Selbstbau bietet mehr Kontrolle über Grafikkarte, Netzteil, Mainboard und Kühlung. Ein Fertig-PC spart Montagezeit und enthält häufig Windows sowie einen zentralen Garantiepartner. Vergleiche deshalb nicht nur CPU und GPU, sondern prüfe alle genannten Komponenten, den Tagespreis und die Erweiterbarkeit des konkreten Angebots. Lass dir fehlende Modellangaben vor der Bestellung schriftlich bestätigen.
Sind 16 GB oder 32 GB RAM für einen Gaming PC besser?
Für einen neuen 1.000-Euro-PC sind 32 GB DDR5 die robustere Wahl, besonders mit Browser, Discord oder Mods im Hintergrund. Valves August-2026-Umfrage zeigt 16 GB bei 41,07 Prozent und 32 GB bereits bei 38,47 Prozent der Windows-Systeme. Im Primär-Build sind 2 x 16 GB vorgesehen. Das vermeidet einen frühen Kompletttausch des Arbeitsspeichers.

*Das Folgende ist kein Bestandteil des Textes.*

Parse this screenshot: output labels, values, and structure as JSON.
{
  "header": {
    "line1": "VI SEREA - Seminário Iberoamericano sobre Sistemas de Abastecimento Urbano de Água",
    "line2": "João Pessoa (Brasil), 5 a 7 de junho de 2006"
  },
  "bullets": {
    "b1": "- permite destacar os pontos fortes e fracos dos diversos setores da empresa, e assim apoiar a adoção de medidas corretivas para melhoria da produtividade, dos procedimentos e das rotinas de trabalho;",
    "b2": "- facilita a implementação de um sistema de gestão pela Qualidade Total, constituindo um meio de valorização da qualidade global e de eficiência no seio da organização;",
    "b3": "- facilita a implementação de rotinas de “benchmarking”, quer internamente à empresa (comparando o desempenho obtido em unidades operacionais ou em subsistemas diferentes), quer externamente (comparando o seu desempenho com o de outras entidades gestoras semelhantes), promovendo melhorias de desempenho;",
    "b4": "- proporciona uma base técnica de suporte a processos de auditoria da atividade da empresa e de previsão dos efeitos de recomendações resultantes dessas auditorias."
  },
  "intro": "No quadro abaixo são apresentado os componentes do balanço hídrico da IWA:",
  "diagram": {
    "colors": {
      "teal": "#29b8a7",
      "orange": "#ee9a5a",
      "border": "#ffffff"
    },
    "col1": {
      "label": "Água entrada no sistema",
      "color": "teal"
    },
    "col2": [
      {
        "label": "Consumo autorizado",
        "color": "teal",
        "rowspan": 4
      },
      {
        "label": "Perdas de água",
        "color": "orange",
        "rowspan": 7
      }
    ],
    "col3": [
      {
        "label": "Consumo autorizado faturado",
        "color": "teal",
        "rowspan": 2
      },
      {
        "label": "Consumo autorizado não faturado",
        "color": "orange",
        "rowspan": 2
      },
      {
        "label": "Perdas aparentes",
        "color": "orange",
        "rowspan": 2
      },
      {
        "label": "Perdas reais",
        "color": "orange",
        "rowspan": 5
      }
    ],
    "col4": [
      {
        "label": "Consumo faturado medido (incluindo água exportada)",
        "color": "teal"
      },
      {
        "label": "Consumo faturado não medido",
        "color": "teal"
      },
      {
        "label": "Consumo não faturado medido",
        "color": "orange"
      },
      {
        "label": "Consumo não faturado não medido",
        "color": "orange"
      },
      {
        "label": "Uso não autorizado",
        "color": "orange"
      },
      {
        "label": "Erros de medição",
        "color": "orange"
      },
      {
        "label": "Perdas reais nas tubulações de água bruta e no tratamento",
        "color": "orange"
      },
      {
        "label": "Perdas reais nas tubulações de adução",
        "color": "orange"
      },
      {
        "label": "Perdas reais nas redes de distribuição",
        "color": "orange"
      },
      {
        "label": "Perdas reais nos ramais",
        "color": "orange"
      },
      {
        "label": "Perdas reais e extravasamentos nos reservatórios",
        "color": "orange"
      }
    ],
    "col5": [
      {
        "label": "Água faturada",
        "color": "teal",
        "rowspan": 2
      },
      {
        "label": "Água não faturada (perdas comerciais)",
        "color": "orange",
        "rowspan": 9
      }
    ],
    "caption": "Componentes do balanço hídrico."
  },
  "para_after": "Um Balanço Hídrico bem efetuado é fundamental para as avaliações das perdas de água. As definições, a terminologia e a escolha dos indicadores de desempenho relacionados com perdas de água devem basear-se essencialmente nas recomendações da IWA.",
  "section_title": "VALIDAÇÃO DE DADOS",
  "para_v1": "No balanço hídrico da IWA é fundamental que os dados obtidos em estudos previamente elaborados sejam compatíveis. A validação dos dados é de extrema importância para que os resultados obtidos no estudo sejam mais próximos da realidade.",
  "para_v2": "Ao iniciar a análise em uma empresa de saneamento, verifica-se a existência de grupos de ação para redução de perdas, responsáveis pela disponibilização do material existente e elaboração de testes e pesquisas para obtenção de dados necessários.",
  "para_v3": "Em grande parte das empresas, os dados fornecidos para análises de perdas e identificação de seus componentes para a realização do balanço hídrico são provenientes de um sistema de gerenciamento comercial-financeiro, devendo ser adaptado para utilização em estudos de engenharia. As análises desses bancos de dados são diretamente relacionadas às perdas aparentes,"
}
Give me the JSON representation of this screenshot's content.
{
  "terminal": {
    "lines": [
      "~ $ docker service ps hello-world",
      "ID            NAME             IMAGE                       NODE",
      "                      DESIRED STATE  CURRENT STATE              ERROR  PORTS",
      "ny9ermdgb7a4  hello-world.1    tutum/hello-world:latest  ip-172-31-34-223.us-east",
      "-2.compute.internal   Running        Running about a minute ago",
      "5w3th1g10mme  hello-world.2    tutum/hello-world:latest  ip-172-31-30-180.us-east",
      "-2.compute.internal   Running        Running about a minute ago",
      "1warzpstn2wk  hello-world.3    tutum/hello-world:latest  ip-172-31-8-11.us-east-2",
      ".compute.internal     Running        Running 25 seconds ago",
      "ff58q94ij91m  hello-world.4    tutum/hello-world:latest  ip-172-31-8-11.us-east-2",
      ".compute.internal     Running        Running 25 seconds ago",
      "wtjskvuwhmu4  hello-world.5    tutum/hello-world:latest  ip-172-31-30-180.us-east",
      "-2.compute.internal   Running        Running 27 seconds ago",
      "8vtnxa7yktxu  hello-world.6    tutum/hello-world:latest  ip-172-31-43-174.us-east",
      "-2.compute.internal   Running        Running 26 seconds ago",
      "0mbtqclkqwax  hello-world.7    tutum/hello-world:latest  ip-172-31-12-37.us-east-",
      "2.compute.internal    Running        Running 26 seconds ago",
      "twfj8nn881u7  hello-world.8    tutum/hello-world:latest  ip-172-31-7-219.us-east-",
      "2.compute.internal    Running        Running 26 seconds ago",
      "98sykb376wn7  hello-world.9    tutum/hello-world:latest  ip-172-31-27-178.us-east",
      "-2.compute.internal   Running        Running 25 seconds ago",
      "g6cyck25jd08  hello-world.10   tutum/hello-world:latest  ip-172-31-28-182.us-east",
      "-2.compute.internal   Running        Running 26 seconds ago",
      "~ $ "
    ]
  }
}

Ist Windows im Budget von 1000 Euro enthalten?
Nein, die SETUPKING-Konfiguration behandelt 1.000 EUR als Hardwarebudget für den Tower. Eine neue Windows-Lizenz kommt bei Bedarf hinzu. Besitzt du eine zulässig übertragbare Lizenz, prüfe deren Bedingungen. Bei Fertig-PCs muss Windows ausdrücklich im Produkttitel oder Angebot stehen; bei beiden geplanten Alternativen ist Windows 11 genannt. Rechne diese Kosten deshalb außerhalb der Teileliste separat.
Hat der 1000-Euro-Gaming-PC WLAN?
Das ASRock B650M-HDV/M.2 des Basis-Builds hat kein fertig integriertes WLAN. Nutze Ethernet oder wähle das verifizierte Gigabyte B650 Eagle AX mit Wi-Fi 6E. Dessen Mehrpreis muss in der Gesamtsumme auftauchen. Verstecke einen zusätzlichen Adapter nicht außerhalb des Budgets, wenn WLAN für dich Pflicht ist. Plane diese Entscheidung vor der Mainboard-Bestellung ein.
Wie viel Watt braucht ein Gaming PC für 1000 Euro?
Für diesen konkreten Build sind 650 W sinnvoll. ASUS nennt für die RX 9060 XT eine 550-W-Netzteilempfehlung, der Ryzen 5 7500F ist mit 65 W Default TDP spezifiziert. Das geplante ATX-3.1-Netzteil schafft Reserve, doch TDP ist kein direkter Messwert für Steckdosenverbrauch oder Stromkosten. Messe den realen Verbrauch später mit einem Energiekostenmessgerät.